03 ene 2004 . Actualizado a las 06:00 h.

LA ACTITUD adoptada por los distintos grupos políticos sarrianos en relación a los presupuestos días atrás aprobados bien merece una meditación acerca de la expresión más utilizada para justificar el sentido del voto de los unos y los otros. Para empezar hemos de dejar constancia de que coherencia es la conexión de unas cosas con otras, la unión íntima y la fuerza de atracción de las moléculas de un cuerpo, algo que, en principio, nuestros políticos no acostumbran a realizar aunque sí mucho a predicarlo. Luego del exordio entramos en materia. Si partidos de que estos presupuestos reproducen en gran parte los del año anterior resulta ser coherente tanto la actitud de los tres mosqueteros -dado que dos de ellos integraron el equipo rector de la anterior legislatura-, como la del grupo socialista -dado que detentaba la cabeza de dicho equipo rector- resultando ser también coherente el posicionamiento del llanero solitario del BNG puesto que ha mantenido su voto discrepante. Y, por último, ha de calificarse así mismo de coherente la actitud del grupo popular por cuanto en vez de expresar su falta de sintonía con lo aprobado el año anterior ha mostrado su adhesión inquebrantable a los actuales regidores.

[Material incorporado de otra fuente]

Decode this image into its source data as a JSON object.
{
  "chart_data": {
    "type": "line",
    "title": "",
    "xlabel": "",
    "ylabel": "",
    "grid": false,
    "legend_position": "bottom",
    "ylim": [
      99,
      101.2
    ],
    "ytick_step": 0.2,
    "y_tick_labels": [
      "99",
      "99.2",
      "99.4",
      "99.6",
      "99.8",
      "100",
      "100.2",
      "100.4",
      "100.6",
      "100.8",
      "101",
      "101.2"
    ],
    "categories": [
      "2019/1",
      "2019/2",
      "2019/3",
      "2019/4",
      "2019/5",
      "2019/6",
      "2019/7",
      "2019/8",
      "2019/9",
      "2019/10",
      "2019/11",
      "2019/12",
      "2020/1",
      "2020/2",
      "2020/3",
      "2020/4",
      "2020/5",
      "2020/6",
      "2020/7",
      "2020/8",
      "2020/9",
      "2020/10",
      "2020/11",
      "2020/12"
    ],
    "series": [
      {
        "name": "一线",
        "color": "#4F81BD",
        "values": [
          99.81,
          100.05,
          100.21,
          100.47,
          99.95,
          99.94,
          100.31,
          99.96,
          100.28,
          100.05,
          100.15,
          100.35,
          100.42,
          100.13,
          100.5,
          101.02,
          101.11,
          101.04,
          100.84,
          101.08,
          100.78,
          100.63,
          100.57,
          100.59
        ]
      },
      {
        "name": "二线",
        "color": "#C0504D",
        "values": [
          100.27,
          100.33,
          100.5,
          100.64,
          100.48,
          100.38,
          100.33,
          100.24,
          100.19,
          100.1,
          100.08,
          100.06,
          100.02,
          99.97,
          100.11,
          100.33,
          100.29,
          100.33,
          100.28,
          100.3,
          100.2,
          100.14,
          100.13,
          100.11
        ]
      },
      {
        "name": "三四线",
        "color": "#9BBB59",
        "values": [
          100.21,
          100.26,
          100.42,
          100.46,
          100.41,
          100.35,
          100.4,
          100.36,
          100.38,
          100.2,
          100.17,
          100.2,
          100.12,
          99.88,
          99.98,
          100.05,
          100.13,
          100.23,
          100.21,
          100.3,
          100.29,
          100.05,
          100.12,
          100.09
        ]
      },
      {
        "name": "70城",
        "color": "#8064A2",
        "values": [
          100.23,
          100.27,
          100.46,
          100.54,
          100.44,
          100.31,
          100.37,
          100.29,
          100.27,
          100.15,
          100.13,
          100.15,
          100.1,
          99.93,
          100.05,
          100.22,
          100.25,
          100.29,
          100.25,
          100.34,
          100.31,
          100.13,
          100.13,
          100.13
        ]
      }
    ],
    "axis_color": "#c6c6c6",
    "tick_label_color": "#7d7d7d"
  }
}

En definitiva, el ciudadano puede estar muy pero que muy tranquilo. Nuetros ediles son absolutamente coherentes, tanto en sus planteamientos ideológicos como en su escasa capacidad de gestión, en su falta de predisposición para el diálogo como en su manifiesta incompetencia para regir los destinos para los que parecen haber sido elegidos por la Gracia de Dios. Con tanta coherencia es de suponer que el elector también resulte ser coherente cuando acuda presto a manifestar su, por supuesto, coherente opinión luego del oportuno y coherente llamamiento.